By Dr. Curtis Varnell
Men are notorious for doing things that are not always smart and, sometimes just to prove a point or for excitement, trying it “one last time.” The story of Elias Turner is a prime example of the results of some of those endeavors.
Elias was born in Tennessee in 1821 and migrated to Franklin County in 1847 and purchased a thousand acres of land along the Mulberry River. He, his wife Sarah, and several children began the difficult task of clearing the land and developing a productive farm.

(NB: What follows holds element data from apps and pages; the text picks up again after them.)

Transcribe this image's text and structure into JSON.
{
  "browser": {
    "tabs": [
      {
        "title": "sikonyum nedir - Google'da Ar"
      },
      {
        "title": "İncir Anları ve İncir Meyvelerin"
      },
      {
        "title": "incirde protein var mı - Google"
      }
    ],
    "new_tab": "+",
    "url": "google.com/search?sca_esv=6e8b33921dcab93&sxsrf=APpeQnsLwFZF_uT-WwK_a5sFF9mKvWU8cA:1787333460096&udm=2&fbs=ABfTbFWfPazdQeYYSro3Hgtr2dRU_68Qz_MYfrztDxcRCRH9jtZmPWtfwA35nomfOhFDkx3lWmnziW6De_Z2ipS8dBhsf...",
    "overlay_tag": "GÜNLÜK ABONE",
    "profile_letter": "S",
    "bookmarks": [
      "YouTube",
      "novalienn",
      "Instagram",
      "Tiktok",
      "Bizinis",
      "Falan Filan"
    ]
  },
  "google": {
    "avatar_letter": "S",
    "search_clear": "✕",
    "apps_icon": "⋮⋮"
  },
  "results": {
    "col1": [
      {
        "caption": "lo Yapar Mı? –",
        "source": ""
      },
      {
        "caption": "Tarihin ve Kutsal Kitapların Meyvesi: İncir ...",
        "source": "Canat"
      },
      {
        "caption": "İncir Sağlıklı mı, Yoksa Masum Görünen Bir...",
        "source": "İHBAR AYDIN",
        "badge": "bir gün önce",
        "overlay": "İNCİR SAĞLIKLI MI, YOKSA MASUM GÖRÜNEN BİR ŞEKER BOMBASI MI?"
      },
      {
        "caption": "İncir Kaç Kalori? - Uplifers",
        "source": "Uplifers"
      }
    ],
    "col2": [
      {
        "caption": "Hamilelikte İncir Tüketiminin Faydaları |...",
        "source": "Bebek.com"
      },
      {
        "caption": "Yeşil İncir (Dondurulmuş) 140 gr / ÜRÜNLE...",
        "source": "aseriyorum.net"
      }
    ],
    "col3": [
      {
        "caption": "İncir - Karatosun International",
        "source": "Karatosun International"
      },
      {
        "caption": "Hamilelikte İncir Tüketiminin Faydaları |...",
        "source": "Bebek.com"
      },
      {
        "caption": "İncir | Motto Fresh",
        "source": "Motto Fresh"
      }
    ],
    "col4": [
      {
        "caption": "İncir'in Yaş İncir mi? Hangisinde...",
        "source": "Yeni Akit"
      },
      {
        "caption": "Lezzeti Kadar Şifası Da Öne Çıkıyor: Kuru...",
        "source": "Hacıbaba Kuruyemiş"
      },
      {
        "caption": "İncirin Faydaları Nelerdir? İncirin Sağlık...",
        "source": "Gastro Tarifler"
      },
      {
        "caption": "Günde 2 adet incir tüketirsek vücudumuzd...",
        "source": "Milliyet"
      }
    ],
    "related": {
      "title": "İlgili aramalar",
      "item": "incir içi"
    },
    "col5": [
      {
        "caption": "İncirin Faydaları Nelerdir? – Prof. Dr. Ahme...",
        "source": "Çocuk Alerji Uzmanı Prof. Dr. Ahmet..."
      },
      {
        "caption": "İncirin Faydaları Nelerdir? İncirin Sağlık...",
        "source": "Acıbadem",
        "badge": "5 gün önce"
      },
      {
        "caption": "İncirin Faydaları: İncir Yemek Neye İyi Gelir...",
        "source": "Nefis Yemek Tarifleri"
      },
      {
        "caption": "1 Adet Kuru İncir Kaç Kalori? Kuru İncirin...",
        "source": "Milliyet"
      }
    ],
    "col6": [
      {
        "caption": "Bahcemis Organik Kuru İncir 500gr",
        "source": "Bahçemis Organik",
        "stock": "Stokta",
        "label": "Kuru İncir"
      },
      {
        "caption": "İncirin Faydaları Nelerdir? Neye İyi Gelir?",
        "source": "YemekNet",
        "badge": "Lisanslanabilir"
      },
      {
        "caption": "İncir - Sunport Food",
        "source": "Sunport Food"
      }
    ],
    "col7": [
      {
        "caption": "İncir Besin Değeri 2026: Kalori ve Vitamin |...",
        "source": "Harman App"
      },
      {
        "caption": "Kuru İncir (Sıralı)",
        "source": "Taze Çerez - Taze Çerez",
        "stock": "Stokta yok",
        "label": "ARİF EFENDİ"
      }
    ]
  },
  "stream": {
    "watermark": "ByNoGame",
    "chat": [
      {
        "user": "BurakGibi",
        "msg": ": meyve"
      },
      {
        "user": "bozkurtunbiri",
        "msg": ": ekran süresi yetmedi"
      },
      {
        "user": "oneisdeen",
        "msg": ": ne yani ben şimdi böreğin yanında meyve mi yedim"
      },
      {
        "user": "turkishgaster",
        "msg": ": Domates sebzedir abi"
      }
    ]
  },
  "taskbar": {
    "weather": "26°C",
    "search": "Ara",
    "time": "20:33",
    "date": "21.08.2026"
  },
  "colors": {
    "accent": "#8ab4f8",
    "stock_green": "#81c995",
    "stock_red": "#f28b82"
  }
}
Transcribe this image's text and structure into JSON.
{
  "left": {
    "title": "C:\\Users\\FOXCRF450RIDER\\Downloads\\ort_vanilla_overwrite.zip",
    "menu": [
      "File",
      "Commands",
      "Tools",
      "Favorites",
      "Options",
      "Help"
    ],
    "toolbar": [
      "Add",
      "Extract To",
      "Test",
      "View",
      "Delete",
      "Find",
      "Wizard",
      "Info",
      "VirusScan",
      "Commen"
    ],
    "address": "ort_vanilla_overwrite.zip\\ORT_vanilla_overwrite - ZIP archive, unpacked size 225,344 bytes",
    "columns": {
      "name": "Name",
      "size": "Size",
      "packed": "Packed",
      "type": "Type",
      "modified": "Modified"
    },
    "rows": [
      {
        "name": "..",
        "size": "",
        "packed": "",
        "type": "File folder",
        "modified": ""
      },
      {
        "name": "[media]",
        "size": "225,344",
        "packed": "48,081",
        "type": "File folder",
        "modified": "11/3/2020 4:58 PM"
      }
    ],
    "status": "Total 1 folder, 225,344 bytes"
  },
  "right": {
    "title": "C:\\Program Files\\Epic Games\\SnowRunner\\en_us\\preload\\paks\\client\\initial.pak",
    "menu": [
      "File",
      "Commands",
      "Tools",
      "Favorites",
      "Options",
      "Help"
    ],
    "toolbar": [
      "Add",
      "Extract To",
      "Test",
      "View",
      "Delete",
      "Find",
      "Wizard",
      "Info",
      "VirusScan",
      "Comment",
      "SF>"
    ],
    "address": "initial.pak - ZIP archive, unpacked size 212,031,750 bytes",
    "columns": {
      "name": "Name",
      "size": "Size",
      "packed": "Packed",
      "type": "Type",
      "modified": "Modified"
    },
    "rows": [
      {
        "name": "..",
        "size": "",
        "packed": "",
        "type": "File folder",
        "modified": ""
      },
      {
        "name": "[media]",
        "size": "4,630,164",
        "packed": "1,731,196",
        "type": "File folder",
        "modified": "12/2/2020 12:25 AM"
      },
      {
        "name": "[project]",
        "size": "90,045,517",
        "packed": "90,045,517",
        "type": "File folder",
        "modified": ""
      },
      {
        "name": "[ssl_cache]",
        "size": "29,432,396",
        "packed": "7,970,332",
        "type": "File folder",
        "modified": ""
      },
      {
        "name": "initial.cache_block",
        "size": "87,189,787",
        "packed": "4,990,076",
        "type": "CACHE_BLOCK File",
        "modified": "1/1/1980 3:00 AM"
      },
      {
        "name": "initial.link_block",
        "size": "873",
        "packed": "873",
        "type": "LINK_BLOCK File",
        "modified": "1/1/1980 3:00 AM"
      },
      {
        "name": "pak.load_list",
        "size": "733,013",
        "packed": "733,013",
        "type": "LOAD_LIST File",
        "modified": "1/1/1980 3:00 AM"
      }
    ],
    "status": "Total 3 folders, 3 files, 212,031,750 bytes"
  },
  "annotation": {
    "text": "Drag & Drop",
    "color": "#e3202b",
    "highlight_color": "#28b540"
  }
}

When the Civil War started, Elias was a member of the 7th Arkansas Militia which was somewhat like todays National Guard. He was called into active service and later joined the 4th Arkansas Cavalry. He was involved in the battle of Devil’s Backbone, Dardanelle, and Poison Springs. After the war, he returned home to his farm where he served in various political positions including justice of the peace, county judge, and in the state legislature. Arkansas has a unique approach to consumption and sale of alcohol. Counties have the option of voting “wet” (sale of all alcohol), dry (no alcohol), or semi-wet which allows wine and beer but not hard liquor. During Turner’s administration, Franklin became the only area county to vote “wet.”
After completing his 1878 term as state legislator, Turner retired to his farm on the Mulberry River, the area we now known as Turner Bend.
In the 1880’s, new technology was advancing into the common market place. World Fairs introduced these new “sciences” to the world and they became regional attractions at such events as county fairs and traveling shows. These included such things as prototypes of automobiles, X-ray machines that took internal photos, and telephones. The X-ray machine was especially attractive and many people subjected themselves to numerous photos, little realizing the dangers of excessive exposure. Electrical apparatuses were of special delight. Machines were developed which demonstrated the ability of electricity to generate lightning bolts, turn on lights, and even run machines. One extremely popular apparatus that hit the fair circuit was called the Electro-magneto machine. The machine consisted of two medal cylinders connected to opposite poles of an electric generator. The operator challenged individuals to hold onto both cylinders while he cranked the generators and produced a charge.
Elias was a tough man. He had cleared acres of land along the Mulberry River, survived the battles of the Civil War, and enjoyed the rough and tumble politics of the day. While at a local fair, he took the magneto challenge and proved quite capable of withstanding the shock, so much so he demonstrated his ability over and over to his friends and colleagues.
On his way home, he began feeling faint, evidently feeling the pressure of an irregularity in the beating of his heart. Turning to his oldest son John, he muttered, “I think I’ve killed myself.”
He was found deceased in his bed the next morning. Elias is buried in John Huggins Cemetery, Franklin County, Arkansas, a victim of the old adage, “it’s ok, I am going to do this ONE MORE TIME.”